One of the beauties of childhood is the ability to be totally satisfied with things that are less than perfect. The child who has made a party hat to complete a costume doesn’t notice that the borders are not square, the top is slightly off centre. Parents or adults view the outfit and apply ‘their only kids’ artistic licence.
Professional fashion or artistic critics don’t enter the debate knowing that their critical analysis would be torn to shreds by any person with children, or a swift black and white assessment by the child or children concerned. Seriously, how does one answer Miss 6 who declares very loudly at a party or family function, “How would you know what is nice, you don’t even have hair!”
A birthday party, regardless of the age of the birthday person, is hardly ever complete without a hat. We’ve all worn them; from Christmas plastic folded crowns to pointed cones with elastics that left a red welt to remind you of the event for the next 3 days.

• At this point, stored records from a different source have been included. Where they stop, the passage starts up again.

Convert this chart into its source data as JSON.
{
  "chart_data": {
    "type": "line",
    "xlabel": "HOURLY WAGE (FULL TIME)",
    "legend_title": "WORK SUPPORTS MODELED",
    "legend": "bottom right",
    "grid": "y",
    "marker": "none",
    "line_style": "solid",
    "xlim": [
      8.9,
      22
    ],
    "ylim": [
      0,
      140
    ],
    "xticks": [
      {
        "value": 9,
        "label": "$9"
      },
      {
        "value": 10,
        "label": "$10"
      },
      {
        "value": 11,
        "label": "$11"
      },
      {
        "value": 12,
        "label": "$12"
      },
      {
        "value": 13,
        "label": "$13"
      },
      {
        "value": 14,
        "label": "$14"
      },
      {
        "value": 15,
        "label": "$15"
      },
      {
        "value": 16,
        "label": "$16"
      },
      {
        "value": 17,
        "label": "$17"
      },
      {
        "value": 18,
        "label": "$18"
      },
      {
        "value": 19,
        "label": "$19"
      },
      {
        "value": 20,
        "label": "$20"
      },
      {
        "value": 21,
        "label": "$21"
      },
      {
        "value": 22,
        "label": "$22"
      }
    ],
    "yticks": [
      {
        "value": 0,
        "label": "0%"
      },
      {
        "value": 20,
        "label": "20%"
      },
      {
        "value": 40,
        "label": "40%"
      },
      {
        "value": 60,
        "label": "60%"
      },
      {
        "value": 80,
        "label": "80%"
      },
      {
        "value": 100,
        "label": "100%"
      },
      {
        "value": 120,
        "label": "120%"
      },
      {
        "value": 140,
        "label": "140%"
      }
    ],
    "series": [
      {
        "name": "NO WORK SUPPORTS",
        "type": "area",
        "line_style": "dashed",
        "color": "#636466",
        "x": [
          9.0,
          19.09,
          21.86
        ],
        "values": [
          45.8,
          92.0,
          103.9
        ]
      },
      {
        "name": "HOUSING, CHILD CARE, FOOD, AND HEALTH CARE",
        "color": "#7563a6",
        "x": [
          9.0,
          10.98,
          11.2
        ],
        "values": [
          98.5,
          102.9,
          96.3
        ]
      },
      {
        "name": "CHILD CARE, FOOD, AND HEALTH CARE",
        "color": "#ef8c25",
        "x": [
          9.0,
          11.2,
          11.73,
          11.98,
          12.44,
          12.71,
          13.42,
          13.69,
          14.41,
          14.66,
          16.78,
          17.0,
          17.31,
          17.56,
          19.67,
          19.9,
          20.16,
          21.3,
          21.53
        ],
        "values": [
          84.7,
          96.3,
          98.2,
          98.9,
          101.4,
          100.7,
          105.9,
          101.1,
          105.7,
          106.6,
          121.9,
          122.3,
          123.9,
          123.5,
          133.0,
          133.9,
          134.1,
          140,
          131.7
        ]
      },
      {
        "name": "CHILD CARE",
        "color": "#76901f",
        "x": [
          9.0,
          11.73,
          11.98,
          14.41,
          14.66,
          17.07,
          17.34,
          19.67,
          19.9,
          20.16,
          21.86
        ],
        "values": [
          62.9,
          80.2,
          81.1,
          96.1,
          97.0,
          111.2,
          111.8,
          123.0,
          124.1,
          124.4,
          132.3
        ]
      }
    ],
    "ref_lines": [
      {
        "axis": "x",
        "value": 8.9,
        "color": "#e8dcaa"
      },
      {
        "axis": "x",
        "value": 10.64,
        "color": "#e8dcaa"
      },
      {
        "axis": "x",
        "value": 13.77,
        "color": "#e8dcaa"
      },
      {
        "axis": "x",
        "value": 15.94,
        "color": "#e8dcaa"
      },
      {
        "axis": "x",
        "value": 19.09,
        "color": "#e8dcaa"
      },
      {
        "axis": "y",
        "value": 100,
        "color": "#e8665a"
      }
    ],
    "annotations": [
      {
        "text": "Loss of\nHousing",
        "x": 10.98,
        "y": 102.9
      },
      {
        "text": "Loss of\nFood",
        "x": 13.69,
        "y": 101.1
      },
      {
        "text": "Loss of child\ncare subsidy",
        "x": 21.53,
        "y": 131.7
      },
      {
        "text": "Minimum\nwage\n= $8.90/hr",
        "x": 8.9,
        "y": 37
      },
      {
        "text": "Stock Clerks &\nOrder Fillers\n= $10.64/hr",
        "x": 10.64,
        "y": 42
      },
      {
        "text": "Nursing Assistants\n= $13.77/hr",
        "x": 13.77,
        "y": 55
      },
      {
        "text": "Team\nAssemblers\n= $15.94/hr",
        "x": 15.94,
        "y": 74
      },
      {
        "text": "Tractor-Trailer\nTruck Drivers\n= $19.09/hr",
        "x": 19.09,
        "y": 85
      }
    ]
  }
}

There is no one origin of pointed birthday hats. In fact, this distinctive headgear has been around at the very least since 2800 BC, when ancient Egyptian pharaohs donned it. It is unknown if pointed hats were adopted from Egypt or if they simply began systematically appearing around the world. In medieval Europe several groups in society donned conical hats. Some Jewish sects, pagan subcultures – such as witches and wizards – and noblewomen wore conical hats that perhaps represented royalty.
So when you are next requested to don a conical hat, don’t think it is people asking you to dress as the dunce; rather remember you have been invited into the Royalty, and party like a queen or king!